"Per me la cosa fondamentale è che il mostro è fuori, ma è sempre lì: è il vicino di casa. La vera minaccia sono i vicini."

Romero e gli zombi sono una cosa sola ma nessun film è più ambiguo di "Martin". La mitologia del vampiro è profanata, niente castelli e né lande desolate, solo uno squallido sobborgo della periferia in Pennsylvania dove un diciottenne timido e silenzioso è ospitato dal vecchio e anacronistico cugino Cuda che, imbottito di stupide credenze familiari, lo ritiene essere l'incarnazione di un vampiro ("...o ti salverò l'anima o ti distruggerò per sempre, Nosferatu!"). Secondo Cuda, Martin dovrebbe avere più di ottant'anni e temere la luce del sole, l'aglio e i crocifissi. Niente di tutto questo, lui non usa l'ipnosi o il magnetismo sessuale per stordire le vittime ma una semplice siringa per iniettare la droga e una banale lametta per tagliare i polsi da cui succhiare il sangue. La sua violenza non è quella di una creatura soprannaturale, ma di un ragazzo che lavora in negozio, va in chiesa e gioca con i bambini, è la violenza di una persona comune e pertanto ancora più mostruosa.

La regia di Romero è incentrata sulle atmosfere come potrebbe essere quella di chiunque altro si è avvicinato al genere, ma lui del genere se ne fotte e con la macchina da presa mostra la bruttezza ordinaria dei luoghi e delle persone che popolano il suo film. Martin, la cugina Cristina, la casalinga annoiata che cerca di sedurlo, sono facce prive di ogni fascino e pertanto ancora più disturbanti. L'ambiguità è ancora più accentuata dai flashback in bianco e nero che vedono Martin in abiti d'epoca che risponde ai richiami di una bellissima donna dal contrasto stridente con la mediocrità della vita e dei personaggi reali. Ci chiederemo se sono le memorie di un vampiro ottuagenario o le fantasie morbose di un ragazzo malato o ancora l'ennesima profanazione/omaggio al genere da parte di Romero.
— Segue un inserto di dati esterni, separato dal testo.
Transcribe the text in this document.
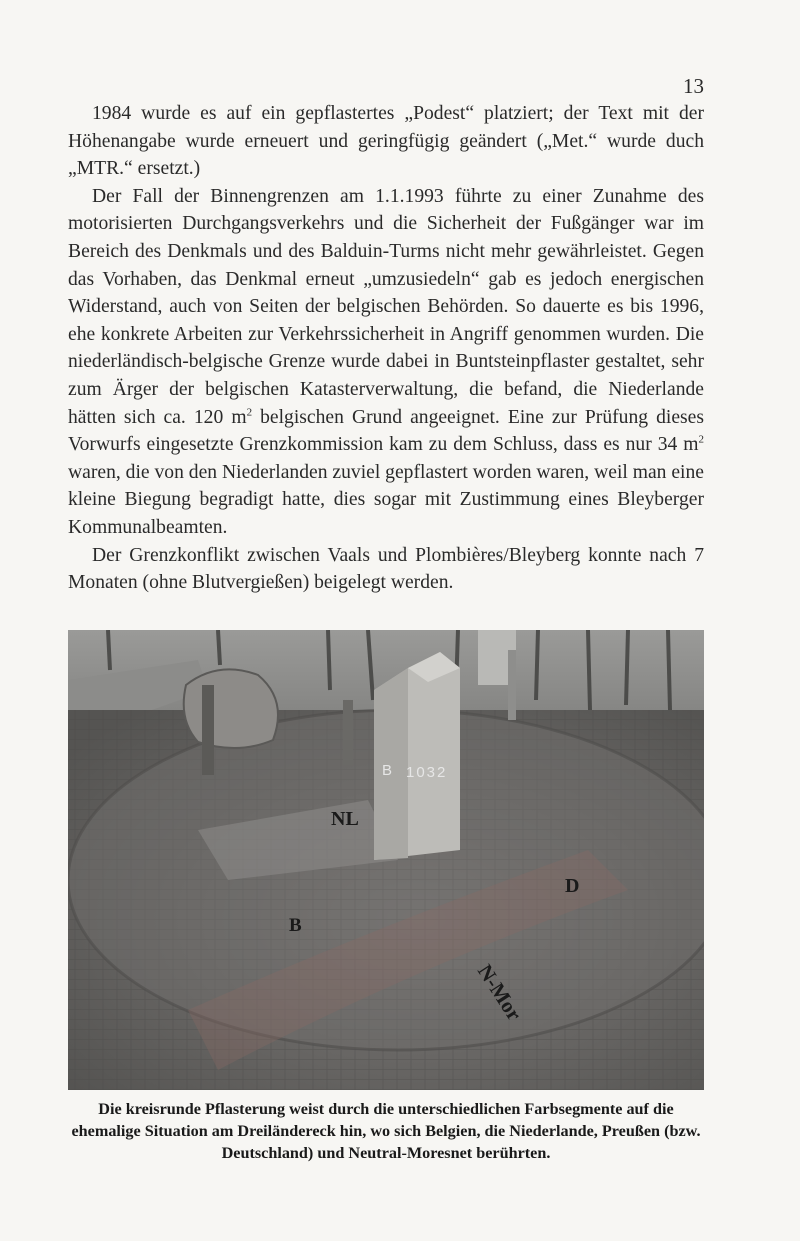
13

1984 wurde es auf ein gepflastertes „Podest“ platziert; der Text mit der Höhenangabe wurde erneuert und geringfügig geändert („Met.“ wurde duch „MTR.“ ersetzt.)

Der Fall der Binnengrenzen am 1.1.1993 führte zu einer Zunahme des motorisierten Durchgangsverkehrs und die Sicherheit der Fußgänger war im Bereich des Denkmals und des Balduin-Turms nicht mehr gewährleistet. Gegen das Vorhaben, das Denkmal erneut „umzusiedeln“ gab es jedoch energischen Widerstand, auch von Seiten der belgischen Behörden. So dauerte es bis 1996, ehe konkrete Arbeiten zur Verkehrssicherheit in Angriff genommen wurden. Die niederländisch-belgische Grenze wurde dabei in Buntsteinpflaster gestaltet, sehr zum Ärger der belgischen Katasterverwaltung, die befand, die Niederlande hätten sich ca. 120 $m^2$ belgischen Grund angeeignet. Eine zur Prüfung dieses Vorwurfs eingesetzte Grenzkommission kam zu dem Schluss, dass es nur 34 $m^2$ waren, die von den Niederlanden zuviel gepflastert worden waren, weil man eine kleine Biegung begradigt hatte, dies sogar mit Zustimmung eines Bleyberger Kommunalbeamten.

Der Grenzkonflikt zwischen Vaals und Plombières/Bleyberg konnte nach 7 Monaten (ohne Blutvergießen) beigelegt werden.

B 1032
NL
D
B
N-Mor
Die kreisrunde Pflasterung weist durch die unterschiedlichen Farbsegmente auf die ehemalige Situation am Dreiländereck hin, wo sich Belgien, die Niederlande, Preußen (bzw. Deutschland) und Neutral-Moresnet berührten.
Al riguardo ci sono due scene significative. La prima quando il vecchio cugino Cuda dopo aver tentato di far esorcizzare Martin esce nella notte a cercarlo nel parco. E Martin spunta dalla nebbia con tanto di mantello nero e finti incisivi da vampiro terrorizzando il vecchio che prega tremante con un crocifisso tra le mani, e solo allora gli svelerà la mascherata sussurrandogli che è solo un costume.

L'altra è quando s'introduce in casa della signora che ha scelto come vittima, credendola sola prepara la siringa per narcotizzarla ma la sorprende a letto con l'amante e la coppia stupidamente cerca di salvare le apparenze non rendendosi conto del pericolo mortale.

Alla fine Martin è destinato a morire come muoiono i vampiri, con il classico paletto piantato in mezzo al petto e questo semplifica tutto. Uccidendo Martin in quel modo esoterico eliminiamo la bestia che è fuori di noi, estrinsecata nell'altro e quindi ci purifichiamo.
Come dice Romero, il mostro è il vicino di casa ma la minaccia più grande siamo noi con la nostra ignoranza.

Un film che rimane "addosso": l'orrore del male non è più il risultato delle leggende del passato ma è la metafora della pochezza del presente, nel quale il bere sangue è la ricerca di un contatto in una società che respinge l'individuo "non allineato". E Romero, ad un anno dall'effettistico "Zombi", si giova del ristretto budget a disposizione e stavolta al concetto affianca lo stile. La pellicola sgranata, i colori saturi, i protagonisti anonimi rimandano a un maestro di ben altro genere, Gerard Damiano e i suoi porno "metafisici" dell'inizio degli anni settanta: "The Devil in Miss Jones " e "The Story of Joanna".

La versione italiana come al solito reca i suoi danni, taglia il film di dieci minuti, aggiunge le invadenti musiche dei Goblin e schiaffa il solito titolo a richiamare quello di un capolavoro del genere: " Vampyr" di Dreyer.